On the basis of this remarkably late presentation of the alveolar hypoventilation component of CHS, we suggest that adult pulmonologists and intensivists consider the possibility of late-onset CHS, confirmable by PHOX2b assay, when caring for adults with hypercarbia of unknown etiology. From a scientific perspective, this case raises the possibility of a regulatory gene that modifies the expression or activity of PHOX2b, determining the severity of the autonomic dysregulation in late-onset CHS.

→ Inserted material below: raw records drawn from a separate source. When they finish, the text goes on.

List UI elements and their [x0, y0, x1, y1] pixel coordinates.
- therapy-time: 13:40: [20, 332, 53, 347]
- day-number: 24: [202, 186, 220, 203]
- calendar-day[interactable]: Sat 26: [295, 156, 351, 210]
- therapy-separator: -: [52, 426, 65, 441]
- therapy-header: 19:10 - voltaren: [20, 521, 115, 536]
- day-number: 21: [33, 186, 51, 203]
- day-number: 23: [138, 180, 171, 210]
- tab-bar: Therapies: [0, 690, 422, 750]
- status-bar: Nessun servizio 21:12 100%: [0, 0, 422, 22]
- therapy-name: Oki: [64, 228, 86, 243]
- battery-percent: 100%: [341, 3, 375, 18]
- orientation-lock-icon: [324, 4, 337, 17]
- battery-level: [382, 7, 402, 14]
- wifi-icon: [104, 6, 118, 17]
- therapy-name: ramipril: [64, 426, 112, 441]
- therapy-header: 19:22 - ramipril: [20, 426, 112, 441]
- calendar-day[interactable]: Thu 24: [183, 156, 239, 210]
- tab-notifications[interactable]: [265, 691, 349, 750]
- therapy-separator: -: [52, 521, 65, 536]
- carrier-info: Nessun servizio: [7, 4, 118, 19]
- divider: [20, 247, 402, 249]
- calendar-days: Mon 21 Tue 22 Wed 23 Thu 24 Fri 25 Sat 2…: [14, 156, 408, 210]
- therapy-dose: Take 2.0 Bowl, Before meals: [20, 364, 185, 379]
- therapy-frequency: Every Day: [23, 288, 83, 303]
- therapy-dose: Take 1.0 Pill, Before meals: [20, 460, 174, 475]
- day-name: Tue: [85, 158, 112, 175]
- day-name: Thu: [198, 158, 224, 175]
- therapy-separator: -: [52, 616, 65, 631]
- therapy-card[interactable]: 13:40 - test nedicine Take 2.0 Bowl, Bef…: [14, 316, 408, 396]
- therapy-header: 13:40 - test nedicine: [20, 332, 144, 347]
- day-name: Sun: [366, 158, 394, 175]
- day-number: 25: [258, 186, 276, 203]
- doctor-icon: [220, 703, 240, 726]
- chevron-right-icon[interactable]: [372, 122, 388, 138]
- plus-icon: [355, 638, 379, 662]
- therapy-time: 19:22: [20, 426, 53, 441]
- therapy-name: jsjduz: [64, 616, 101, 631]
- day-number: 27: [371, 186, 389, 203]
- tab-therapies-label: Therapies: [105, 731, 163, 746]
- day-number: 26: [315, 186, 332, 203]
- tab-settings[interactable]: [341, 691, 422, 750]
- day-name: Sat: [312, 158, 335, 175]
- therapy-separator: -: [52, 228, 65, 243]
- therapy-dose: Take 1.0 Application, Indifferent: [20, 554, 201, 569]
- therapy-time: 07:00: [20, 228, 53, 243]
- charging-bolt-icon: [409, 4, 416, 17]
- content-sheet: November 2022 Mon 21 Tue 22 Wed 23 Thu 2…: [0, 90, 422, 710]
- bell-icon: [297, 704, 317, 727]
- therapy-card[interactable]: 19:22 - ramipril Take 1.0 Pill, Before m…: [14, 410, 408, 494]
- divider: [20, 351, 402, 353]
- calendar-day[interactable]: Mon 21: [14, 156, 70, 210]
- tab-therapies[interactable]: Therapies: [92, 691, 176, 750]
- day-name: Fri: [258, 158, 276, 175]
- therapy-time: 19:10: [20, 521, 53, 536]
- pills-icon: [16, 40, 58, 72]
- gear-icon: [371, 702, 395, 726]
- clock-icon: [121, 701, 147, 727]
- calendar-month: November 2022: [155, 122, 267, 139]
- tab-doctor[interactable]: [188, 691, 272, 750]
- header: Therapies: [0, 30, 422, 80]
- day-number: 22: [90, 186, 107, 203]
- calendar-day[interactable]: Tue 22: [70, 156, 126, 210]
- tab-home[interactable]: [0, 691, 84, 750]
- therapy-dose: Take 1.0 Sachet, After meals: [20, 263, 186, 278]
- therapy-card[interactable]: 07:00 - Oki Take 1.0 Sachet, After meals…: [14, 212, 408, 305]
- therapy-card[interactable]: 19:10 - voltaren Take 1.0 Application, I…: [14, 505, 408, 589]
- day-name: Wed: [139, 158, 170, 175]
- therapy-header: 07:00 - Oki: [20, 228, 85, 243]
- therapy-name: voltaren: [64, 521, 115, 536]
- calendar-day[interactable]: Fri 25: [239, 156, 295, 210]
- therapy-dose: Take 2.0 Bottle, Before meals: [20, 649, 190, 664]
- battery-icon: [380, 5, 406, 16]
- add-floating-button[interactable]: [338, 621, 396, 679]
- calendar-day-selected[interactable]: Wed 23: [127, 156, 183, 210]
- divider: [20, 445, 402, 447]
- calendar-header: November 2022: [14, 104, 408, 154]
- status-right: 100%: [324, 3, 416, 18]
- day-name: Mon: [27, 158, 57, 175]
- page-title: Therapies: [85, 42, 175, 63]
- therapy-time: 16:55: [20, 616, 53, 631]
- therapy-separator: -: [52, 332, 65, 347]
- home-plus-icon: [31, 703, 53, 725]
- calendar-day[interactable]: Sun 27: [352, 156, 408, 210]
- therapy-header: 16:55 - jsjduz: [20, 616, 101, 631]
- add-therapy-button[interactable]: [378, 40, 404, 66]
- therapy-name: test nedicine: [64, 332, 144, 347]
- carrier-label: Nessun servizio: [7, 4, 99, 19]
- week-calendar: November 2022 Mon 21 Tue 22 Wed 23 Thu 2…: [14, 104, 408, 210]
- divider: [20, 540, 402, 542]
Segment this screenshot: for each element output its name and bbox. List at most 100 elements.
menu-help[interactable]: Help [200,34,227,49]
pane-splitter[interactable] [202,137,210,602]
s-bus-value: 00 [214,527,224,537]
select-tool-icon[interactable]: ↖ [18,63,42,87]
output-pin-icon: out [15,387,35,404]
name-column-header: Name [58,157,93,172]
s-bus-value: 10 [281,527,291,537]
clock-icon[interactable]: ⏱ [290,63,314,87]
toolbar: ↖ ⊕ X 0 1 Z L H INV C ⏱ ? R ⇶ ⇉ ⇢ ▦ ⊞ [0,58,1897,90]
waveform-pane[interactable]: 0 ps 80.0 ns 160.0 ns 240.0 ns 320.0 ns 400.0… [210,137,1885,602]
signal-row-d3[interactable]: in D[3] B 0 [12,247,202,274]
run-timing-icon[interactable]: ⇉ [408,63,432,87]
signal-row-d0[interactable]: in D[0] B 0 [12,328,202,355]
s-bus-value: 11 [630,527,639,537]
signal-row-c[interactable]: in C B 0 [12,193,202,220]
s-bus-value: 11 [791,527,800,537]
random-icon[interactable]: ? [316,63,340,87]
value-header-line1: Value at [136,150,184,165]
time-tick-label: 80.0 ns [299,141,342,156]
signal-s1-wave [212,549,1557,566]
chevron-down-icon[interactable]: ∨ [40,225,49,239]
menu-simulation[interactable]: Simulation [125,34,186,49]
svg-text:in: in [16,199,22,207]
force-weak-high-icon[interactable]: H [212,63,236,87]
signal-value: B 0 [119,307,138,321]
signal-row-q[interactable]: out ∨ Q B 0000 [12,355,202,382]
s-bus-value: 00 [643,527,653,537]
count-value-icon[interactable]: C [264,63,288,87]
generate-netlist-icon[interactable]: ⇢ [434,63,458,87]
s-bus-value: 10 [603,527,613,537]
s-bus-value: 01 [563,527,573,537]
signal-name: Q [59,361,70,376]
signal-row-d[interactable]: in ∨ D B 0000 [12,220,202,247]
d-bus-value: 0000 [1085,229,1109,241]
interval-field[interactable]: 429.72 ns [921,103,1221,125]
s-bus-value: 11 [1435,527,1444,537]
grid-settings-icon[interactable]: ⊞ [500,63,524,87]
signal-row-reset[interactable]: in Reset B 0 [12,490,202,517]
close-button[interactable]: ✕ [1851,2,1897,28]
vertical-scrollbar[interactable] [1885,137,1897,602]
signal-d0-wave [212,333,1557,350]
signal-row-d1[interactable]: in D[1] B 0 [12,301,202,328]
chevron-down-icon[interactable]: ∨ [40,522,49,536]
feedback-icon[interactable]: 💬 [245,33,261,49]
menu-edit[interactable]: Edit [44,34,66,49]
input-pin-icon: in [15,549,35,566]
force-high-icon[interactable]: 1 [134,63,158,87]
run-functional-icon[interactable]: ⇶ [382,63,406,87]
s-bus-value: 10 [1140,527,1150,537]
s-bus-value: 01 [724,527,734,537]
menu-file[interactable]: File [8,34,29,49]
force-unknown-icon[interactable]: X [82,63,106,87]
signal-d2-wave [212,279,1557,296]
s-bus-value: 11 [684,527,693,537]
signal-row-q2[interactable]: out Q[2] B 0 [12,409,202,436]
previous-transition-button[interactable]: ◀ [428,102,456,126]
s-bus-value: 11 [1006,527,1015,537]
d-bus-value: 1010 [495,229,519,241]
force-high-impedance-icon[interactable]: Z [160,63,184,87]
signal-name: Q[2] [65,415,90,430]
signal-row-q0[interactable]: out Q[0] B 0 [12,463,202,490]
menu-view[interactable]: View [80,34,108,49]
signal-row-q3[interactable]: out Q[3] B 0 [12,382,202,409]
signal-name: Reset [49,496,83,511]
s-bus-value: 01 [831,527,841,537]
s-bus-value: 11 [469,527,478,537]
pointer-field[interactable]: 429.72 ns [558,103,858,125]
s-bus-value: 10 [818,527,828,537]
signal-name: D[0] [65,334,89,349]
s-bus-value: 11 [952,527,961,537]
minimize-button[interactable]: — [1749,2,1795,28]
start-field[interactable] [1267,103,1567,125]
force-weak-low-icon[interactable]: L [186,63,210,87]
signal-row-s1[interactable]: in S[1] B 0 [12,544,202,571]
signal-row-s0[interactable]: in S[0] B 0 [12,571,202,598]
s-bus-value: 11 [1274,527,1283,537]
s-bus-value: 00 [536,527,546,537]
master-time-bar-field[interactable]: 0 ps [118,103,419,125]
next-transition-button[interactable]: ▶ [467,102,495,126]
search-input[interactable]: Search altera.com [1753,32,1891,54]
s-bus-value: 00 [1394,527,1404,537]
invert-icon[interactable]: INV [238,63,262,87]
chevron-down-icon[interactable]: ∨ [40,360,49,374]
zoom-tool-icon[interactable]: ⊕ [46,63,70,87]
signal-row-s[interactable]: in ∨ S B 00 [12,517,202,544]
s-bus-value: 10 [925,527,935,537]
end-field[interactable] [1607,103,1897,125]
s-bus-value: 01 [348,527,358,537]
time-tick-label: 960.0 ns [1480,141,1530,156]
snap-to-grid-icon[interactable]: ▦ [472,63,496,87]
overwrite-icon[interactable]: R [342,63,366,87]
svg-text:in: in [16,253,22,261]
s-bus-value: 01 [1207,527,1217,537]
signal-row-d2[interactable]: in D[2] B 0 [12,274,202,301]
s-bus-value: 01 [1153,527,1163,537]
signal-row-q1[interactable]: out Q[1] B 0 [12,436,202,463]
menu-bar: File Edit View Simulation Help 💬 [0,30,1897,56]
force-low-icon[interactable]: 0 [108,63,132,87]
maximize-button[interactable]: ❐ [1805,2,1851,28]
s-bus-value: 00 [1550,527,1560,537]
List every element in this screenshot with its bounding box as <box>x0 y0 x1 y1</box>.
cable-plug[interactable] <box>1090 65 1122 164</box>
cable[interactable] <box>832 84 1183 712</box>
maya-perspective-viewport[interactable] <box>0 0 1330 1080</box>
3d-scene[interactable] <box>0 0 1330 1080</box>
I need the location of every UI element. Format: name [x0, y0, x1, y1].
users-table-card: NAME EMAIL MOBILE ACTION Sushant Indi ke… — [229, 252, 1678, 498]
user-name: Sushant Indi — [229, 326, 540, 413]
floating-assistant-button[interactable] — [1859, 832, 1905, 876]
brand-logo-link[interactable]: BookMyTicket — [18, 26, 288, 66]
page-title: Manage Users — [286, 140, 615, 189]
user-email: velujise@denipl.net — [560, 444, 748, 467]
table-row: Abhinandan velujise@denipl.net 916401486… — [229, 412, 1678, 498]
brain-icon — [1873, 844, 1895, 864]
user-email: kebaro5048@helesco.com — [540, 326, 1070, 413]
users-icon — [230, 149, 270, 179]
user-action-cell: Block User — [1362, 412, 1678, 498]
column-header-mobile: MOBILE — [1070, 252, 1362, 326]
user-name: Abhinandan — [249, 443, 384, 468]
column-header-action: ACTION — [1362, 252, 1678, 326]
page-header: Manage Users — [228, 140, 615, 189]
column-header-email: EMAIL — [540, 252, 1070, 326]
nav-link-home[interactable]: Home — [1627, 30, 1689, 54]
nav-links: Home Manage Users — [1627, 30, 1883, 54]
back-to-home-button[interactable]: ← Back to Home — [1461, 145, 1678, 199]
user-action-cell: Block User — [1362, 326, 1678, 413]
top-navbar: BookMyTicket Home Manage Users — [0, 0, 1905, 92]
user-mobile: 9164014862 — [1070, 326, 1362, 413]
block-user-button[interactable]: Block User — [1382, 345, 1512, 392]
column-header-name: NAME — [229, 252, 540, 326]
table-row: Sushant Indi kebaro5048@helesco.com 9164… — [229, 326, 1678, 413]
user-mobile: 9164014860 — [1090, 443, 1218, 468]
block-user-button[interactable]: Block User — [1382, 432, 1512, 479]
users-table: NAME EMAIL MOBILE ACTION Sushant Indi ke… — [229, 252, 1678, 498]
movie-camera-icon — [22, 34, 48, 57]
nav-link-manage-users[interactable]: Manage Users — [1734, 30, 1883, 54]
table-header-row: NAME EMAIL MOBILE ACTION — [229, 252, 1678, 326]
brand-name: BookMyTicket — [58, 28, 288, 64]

Debra E. Weese-Mayer, Elizabeth M. Berry-Kravis and Lili Zhou
Rush University Medical Center Chicago, Illinois
FOOTNOTES
Conflict of Interest Statement: D.E.W.-M. is named on a patent application for the PHOX2b assay but has not received any financial benefit from this application; E.M.B.-K. is named on a patent application for the PHOX2b assay but has not received any financial benefit from this application; L.Z. is named on a patent application for the PHOX2b assay but has not received any financial benefit from this application.
REFERENCES
Weese-Mayer DE, Berry-Kravis EM. Genetics of congenital central hypoventilation syndrome: lessons from a seemingly orphan disease. Am J Respir Crit Care Med 2004;170:16–21.
Weese-Mayer DE, Berry-Kravis EM, Zhou L, Maher BS, Silvestri JM, Curran ME, Marazita ML. Idiopathic congenital central hypoventilation syndrome: analysis of genes pertinent to early autonomic nervous system embryologic development and identification of mutations in Phox2b. Am J Med Genet 2003;123A:267–278.